By Ben White
For nearly 70 years, Wood Brothers Racing has built the iconic No. 21 into one of the most successful car numbers in NASCAR history.
Late into the 1965 season, team owner Glen Wood fielded the team’s customary maroon and white paint scheme on a second entry out of his Stuart, Va. shop. His choice of driver was fellow Virginia native Curtis Turner, a longtime popular star that had been banned from NASCAR since 1961 due to a dispute with its founder, Bill France Sr., over driver unionization.
As a way to boost attendance, France finally agreed to reinstate Turner at Darlington’s Southern 500 on Sept. 6, 1965. Turner returned there in Sam Fletcher’s Plymouth, followed by two more starts with team owner Junior Johnson at Hickory and Richmond before joining Wood Brothers Racing at Martinsville, North Wilkesboro, Charlotte and Rockingham.

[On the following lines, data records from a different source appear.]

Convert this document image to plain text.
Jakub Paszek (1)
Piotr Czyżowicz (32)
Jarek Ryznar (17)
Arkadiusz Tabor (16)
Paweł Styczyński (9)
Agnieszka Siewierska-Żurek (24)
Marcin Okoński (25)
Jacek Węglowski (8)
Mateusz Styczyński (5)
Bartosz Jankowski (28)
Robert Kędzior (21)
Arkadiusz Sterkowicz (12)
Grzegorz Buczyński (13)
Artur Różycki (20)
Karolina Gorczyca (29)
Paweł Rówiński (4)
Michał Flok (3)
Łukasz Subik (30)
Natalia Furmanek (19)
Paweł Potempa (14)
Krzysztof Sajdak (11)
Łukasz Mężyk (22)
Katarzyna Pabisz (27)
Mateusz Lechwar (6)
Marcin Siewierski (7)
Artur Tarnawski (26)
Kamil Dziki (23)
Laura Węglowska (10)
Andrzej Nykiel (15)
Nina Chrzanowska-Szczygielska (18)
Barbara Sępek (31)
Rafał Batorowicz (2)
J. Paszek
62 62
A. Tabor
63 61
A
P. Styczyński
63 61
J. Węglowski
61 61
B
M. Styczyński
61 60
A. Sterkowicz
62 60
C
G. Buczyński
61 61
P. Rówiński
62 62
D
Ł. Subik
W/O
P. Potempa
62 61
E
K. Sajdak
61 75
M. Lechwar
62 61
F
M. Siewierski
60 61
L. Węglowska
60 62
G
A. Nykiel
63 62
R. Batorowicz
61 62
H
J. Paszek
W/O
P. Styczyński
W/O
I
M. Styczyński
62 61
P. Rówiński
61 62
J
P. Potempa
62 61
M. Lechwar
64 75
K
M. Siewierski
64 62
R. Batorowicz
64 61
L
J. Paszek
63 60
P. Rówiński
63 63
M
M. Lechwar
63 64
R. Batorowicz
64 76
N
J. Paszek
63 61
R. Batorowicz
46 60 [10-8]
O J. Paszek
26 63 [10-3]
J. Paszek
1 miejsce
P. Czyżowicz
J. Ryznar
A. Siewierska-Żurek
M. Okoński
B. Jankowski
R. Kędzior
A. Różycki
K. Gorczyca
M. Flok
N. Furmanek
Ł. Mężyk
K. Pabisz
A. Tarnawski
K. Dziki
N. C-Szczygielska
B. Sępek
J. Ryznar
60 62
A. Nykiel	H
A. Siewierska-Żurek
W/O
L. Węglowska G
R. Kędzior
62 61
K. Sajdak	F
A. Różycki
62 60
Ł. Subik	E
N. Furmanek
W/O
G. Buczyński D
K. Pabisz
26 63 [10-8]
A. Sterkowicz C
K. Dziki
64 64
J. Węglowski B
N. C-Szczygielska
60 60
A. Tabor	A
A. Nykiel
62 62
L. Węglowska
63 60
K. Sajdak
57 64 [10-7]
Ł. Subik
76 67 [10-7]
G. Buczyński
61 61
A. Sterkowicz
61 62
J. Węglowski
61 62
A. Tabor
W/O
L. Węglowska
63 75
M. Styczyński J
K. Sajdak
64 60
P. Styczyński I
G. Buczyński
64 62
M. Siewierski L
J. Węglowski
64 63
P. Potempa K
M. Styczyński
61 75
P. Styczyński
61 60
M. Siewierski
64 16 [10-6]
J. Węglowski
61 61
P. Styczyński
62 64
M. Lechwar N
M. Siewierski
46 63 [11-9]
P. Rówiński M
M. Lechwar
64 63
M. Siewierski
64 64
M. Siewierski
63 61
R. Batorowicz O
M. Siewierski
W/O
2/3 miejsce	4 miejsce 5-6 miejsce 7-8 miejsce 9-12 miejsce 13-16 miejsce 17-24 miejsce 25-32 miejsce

“When Curtis came back to NASCAR in 1965, we used the No. 41 on his car because he used it during his early modified days,” said NASCAR Hall of Fame crew chief Leonard Wood. “We just decided that would be a good number for him. It was his number back when he ran his own modifieds years earlier. We were able to win with Curtis at Rockingham that year.
“We also had Swede Savage and A.J. Foyt drive the No. 41 in a few races for us.”